Yep, ain't that the truth. I was having a glass of my 2.5 yr old Apfelwein yesterday at 0.998 and I just couldn't finish it. Too dry for this kid. I finish most of my meads in the 1.015 - 1.020 range which suits my palate just fine. My wine drinking relatives think they're way too sweet. To each his own!

#### a10t2

##### Well-Known Member
A 30°P (1.129) must that was 100% fermentable would ferment down to about 0.970.

#### lumpher

##### Well-Known Member
a 1.008 wine? that makes me want to wash my mouth out with lemon juice. i like mine .998-.992 also

#### AZ_IPA

##### PKU
HBT Supporter
a 1.008 wine? that makes me want to wash my mouth out with lemon juice. i like mine .992 also

Haha.

I had a blackberry wine that finished at 1.010. Thought it would be perfect.
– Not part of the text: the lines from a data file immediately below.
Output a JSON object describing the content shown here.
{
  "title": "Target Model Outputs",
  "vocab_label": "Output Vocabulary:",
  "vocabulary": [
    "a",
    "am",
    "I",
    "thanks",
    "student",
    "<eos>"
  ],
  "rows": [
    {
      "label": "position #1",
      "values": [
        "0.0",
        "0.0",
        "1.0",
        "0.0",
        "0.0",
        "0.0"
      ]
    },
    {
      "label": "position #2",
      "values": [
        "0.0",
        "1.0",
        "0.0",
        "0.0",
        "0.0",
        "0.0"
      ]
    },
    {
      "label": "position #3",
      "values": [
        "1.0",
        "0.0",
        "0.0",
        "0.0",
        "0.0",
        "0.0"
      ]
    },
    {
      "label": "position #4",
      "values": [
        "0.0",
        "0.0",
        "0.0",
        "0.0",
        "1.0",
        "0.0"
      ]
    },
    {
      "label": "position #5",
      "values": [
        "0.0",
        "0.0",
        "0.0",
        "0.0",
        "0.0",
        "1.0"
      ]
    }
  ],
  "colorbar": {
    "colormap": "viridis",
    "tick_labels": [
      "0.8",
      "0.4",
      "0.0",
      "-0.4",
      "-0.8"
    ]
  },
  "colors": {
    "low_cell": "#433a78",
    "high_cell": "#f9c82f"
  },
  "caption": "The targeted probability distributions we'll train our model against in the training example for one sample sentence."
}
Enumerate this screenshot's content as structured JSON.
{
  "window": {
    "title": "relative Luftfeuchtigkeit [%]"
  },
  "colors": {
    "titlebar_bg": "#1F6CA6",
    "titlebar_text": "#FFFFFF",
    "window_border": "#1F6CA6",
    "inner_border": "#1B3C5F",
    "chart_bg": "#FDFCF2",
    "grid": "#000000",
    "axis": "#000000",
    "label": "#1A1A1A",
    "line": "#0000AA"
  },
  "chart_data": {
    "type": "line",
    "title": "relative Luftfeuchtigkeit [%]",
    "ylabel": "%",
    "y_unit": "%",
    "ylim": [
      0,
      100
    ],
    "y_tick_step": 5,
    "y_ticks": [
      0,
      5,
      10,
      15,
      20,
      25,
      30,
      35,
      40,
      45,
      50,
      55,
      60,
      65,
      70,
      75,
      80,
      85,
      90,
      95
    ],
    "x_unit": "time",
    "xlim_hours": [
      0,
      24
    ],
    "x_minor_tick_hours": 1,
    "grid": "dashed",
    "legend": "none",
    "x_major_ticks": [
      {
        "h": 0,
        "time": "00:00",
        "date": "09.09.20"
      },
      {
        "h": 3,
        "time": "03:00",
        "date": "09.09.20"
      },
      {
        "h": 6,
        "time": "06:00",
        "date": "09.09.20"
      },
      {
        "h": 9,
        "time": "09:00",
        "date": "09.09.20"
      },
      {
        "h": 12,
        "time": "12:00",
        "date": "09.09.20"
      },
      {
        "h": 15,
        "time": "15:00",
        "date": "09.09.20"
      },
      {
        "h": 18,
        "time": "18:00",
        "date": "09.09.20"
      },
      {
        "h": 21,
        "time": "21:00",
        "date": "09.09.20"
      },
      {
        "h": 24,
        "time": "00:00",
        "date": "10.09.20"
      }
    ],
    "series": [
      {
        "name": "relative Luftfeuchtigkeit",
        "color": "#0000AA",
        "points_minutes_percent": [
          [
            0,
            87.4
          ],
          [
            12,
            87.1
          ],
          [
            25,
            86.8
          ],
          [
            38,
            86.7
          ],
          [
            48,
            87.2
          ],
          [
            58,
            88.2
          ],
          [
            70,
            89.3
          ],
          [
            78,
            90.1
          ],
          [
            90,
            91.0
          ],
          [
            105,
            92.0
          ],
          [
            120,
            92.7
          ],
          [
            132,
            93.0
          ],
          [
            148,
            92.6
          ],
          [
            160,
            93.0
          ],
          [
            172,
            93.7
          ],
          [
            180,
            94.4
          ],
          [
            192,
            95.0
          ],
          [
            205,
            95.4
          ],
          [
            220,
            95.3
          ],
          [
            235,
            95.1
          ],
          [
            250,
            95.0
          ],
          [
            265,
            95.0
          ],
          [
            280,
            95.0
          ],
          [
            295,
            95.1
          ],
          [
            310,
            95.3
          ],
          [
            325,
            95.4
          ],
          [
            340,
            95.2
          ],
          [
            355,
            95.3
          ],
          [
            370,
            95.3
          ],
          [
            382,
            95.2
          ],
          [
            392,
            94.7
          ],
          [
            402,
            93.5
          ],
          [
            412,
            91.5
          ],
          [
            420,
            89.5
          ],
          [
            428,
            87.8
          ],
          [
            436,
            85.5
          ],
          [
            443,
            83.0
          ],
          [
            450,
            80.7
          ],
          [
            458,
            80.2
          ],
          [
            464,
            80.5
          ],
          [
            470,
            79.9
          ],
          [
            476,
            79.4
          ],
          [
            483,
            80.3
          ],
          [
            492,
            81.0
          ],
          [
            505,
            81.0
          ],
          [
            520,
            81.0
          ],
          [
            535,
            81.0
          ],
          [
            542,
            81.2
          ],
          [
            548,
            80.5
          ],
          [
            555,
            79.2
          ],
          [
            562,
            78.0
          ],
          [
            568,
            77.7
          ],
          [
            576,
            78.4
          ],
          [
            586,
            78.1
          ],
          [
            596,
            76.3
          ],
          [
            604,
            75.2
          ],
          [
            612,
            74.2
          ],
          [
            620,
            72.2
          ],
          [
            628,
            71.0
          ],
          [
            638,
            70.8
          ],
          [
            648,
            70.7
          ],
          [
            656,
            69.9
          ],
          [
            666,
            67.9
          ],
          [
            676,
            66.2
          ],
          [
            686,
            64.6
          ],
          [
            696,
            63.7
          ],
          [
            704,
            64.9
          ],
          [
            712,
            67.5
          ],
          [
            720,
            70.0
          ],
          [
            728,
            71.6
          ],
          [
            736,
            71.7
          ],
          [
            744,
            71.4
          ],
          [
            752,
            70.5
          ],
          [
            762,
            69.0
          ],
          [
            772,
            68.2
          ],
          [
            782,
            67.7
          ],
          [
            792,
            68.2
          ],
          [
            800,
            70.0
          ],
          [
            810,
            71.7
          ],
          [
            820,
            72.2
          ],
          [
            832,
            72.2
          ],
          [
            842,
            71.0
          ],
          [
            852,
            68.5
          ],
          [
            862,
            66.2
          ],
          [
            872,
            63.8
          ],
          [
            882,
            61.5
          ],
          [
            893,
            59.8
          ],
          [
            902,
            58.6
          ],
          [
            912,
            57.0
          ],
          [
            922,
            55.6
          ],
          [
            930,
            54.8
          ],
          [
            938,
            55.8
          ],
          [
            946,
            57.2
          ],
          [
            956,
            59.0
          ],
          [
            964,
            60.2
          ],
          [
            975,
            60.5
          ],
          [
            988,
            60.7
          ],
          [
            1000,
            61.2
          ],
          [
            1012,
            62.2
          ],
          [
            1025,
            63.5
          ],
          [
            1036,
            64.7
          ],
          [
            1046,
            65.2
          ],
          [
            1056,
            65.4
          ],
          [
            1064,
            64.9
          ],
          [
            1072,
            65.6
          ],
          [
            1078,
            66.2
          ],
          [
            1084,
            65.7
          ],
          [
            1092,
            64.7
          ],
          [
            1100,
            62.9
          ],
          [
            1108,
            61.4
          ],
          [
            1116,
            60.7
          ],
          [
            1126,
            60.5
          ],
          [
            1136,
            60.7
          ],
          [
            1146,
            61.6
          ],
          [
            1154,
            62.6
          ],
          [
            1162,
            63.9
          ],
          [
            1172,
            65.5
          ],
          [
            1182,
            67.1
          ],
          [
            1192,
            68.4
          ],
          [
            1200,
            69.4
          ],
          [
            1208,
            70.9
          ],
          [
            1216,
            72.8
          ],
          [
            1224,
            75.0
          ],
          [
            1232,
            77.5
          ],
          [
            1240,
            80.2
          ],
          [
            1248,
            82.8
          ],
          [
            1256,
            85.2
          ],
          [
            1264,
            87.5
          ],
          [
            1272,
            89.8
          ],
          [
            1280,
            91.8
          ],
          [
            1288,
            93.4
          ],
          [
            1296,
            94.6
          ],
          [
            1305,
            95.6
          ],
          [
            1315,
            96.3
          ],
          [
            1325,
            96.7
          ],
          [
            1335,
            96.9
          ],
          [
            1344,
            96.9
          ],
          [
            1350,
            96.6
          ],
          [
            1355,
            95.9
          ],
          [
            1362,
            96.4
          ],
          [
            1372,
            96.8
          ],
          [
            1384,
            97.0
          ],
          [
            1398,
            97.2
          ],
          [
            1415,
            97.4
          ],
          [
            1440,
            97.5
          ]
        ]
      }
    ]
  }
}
It's way too sweet!

#### shanes66charger

##### Well-Known Member
haven't had a mead finish above one yet........all were .0990 or less.....i think a 1 gallon batch i made with some Hawaiin honey hit .0988 or less

i've used EC-118 for all but one so far!

##### Active Member
I had a mead that started at 1.100 finish below .980, the hydrometer just dropped a quarter inch below the surface, so I have no clue where it actually finished.

#### biochemedic

##### Supporting Member
HBT Supporter
I may be stating the obvious, but you can really never get down to the theoretical FG of the ABV percent-wise. All the hydrometer does is measure dissolved molecules/ions, and fermentable sugars are only a handful (albeit the most abundant) of the dozens or probably hundreds of other types of molecules/ions in solution in a must.

To add to the side discussion, I also generally prefer dry, but I've recently been starting to appreciate some lightly semi-sweet meads. I've found that my hop metheglins are really a bit nicer with a slight sweetness in the background, and I'm planning on backsweetening my cocoa mead just a little bit to balance the bitterness of the chocolate.